Public Relations; Let’s face it – your first tweets had an element of your product, your service or something as self-serving as your company’s last press release. But enough was enough and in order to move up a notch in Darwinian expanse of social, you needed to remove your shameless promotion and product-specific information and think different.
Hashtags; When you first used twitter, you may have used one hashtag, or left out hashtags altogether. Then – you evolved your hashtag use to reflect the significant topics that thought leaders and infleuncers were using. You tried one. #score! More and more social tools would identify you and you were added to influenctial twitter lists, dailies like Paper.li, and through the natural order of things, you moved ahead and gained followers.

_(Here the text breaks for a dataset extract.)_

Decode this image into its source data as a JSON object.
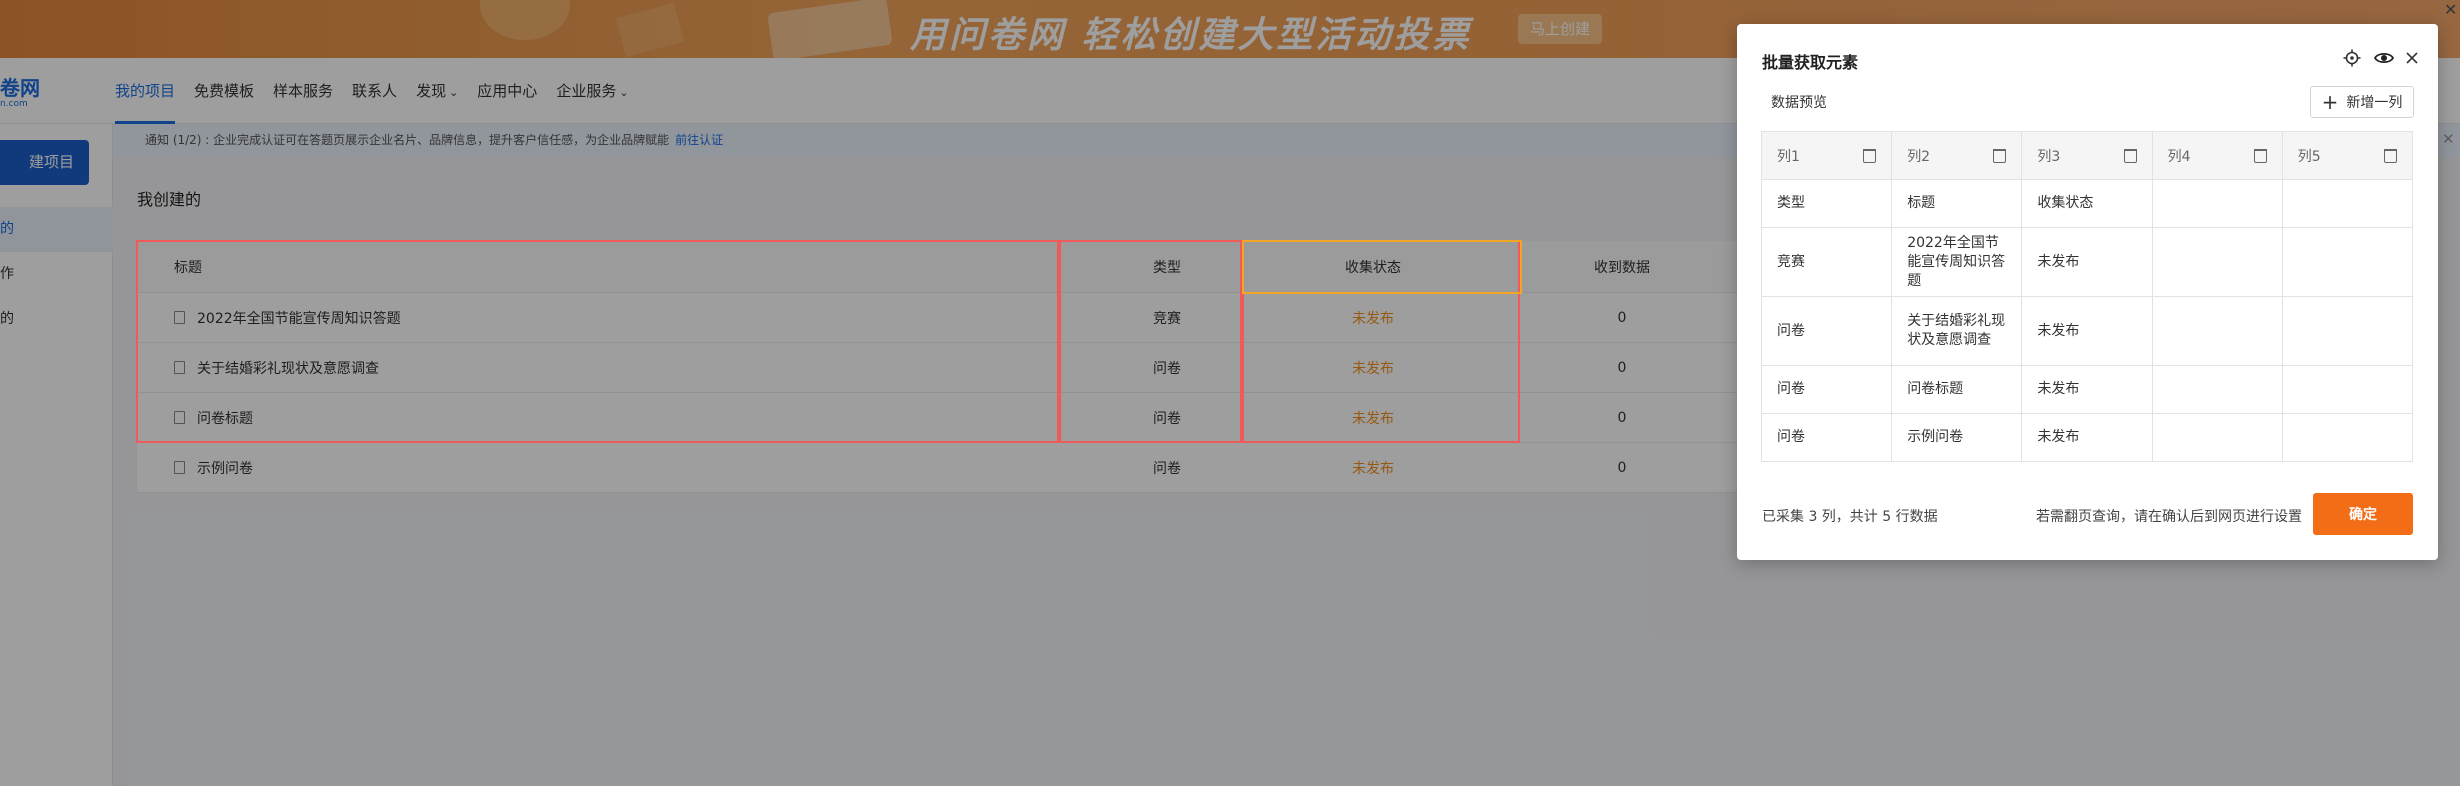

Retweets; You assembled the tribe and shared your new communication system – “please retweet” – and then one by one, the peers you had contacted, retweeted your message. Like the crew as when Darwin anchored “The Beagle” in the Galapagos – you’d landed, and the more retweets you had, the more influence. But natural selection as it is, meant that the least valued trait would become short lived, and too many retweets became white noise and annoying.

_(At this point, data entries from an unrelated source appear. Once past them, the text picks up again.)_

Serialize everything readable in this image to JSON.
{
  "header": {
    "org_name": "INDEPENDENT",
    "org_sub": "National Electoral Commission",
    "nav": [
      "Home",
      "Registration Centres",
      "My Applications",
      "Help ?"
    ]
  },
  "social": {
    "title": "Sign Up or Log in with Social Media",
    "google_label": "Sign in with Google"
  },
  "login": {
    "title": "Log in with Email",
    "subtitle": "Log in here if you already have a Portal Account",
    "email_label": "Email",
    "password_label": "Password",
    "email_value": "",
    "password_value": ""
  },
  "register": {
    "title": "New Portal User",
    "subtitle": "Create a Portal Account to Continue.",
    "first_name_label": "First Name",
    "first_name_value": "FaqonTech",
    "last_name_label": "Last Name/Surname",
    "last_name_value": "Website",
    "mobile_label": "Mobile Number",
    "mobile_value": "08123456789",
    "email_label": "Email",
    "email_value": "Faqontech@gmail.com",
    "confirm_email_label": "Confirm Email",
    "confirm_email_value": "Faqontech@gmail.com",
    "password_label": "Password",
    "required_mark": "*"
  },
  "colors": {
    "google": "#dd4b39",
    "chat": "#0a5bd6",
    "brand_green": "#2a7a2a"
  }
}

Links and Attachments; As with samples that Darwin brought back home to England, evidence of what you’re tweeting is worth the effort – sharing more than your words – pictures, links and videos made your message more powerful.
Thought Leadership; A term @Rwang0 uses in front of all of his original thoughts – ‘MyPOV’ evolved out of microblogging at events and during sessions. As an example, at the #SAPsummit this week in Boston, those influencers and ambassadors microblogging at the event helped those not in the room to “hear” what was discussed and communicated. And beyond this type of reporting, MyPOV or ^MH will differentiate an original thought from a spoken one. And this takes us nearly up to the present day.

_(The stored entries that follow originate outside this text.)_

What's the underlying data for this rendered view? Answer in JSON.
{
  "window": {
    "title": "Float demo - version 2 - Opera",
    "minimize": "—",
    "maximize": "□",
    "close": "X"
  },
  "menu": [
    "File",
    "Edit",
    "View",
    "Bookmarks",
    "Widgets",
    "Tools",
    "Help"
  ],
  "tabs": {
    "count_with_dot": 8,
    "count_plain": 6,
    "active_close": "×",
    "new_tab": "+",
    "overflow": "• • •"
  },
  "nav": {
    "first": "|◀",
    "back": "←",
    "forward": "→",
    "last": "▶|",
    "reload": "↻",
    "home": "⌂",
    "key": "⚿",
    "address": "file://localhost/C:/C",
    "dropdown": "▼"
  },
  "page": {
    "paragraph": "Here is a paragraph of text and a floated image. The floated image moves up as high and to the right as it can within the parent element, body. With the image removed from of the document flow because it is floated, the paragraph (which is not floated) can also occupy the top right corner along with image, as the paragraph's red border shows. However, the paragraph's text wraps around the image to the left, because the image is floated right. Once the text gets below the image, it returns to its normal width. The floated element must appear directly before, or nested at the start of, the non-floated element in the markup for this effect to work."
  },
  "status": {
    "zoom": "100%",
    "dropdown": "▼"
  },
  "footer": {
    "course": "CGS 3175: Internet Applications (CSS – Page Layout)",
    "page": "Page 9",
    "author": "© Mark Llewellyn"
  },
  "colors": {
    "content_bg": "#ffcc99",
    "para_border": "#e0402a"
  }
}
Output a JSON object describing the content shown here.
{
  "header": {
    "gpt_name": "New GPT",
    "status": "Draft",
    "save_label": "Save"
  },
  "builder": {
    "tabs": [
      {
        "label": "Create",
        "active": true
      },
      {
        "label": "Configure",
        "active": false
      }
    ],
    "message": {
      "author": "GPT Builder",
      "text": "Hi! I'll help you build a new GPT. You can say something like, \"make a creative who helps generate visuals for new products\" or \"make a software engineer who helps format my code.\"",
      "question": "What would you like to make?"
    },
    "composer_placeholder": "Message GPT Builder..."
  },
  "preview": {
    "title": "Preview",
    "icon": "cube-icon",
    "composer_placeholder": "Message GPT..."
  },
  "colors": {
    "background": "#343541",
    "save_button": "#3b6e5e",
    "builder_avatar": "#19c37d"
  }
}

So what does Darwin have in store next for social media? Well, for one, he encountered rough seas, disease, dangerous animals and complicated personal interactions with his crew on the Beagle. Some of that – as with social media – goes with the territory.
Still, he saw the past – from a distance and up close – and synthesized from where we came to where we are. Learning from your timeline of tweets can do the same for you. Don’t get complacent. Test, try and watch closely, learn from the best you see. Then imagine what else is possible.